“Now we are ready for you, so bring on your flowers,” said Molly to the boys, as she and Merry added their store of baskets to the gay show Jill had set forth on the long table ready for the evening's work.

“They wouldn't let me see one, but I guess they have had good luck, they look so jolly,” answered Jill, looking at Gus, Frank, and Jack, who stood laughing, each with a large basket in his hands.

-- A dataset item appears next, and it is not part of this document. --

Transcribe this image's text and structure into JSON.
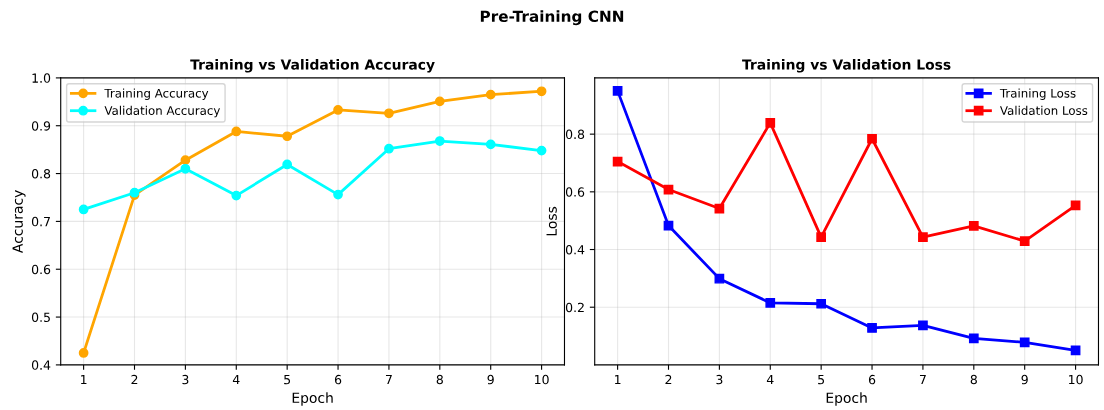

“Fair to middling. Just look in and see;” with which cheerful remark Gus tipped up his basket and displayed a few bits of green at the bottom.

“I did better. Now, don't all scream at once over these beauties;” and Frank shook out some evergreen sprigs, half a dozen saxifrages, and two or three forlorn violets with hardly any stems.

“I don't brag, but here's the best of all the three,” chuckled Jack, producing a bunch of feathery carrot-tops, with a few half-shut dandelions trying to look brave and gay.

“Oh, boys, is that all?”

“What shall we do?”

“We've only a few house-flowers, and all those baskets to fill,” cried the girls, in despair; for Merry's contribution had been small, and Molly had only a handful of artificial flowers “to fill up,” she said.

“It isn't our fault: it is the late spring. We can't make flowers, can we?” asked Frank, in a tone of calm resignation.

“Couldn't you buy some, then?” said Molly, smoothing her crumpled morning-glories, with a sigh.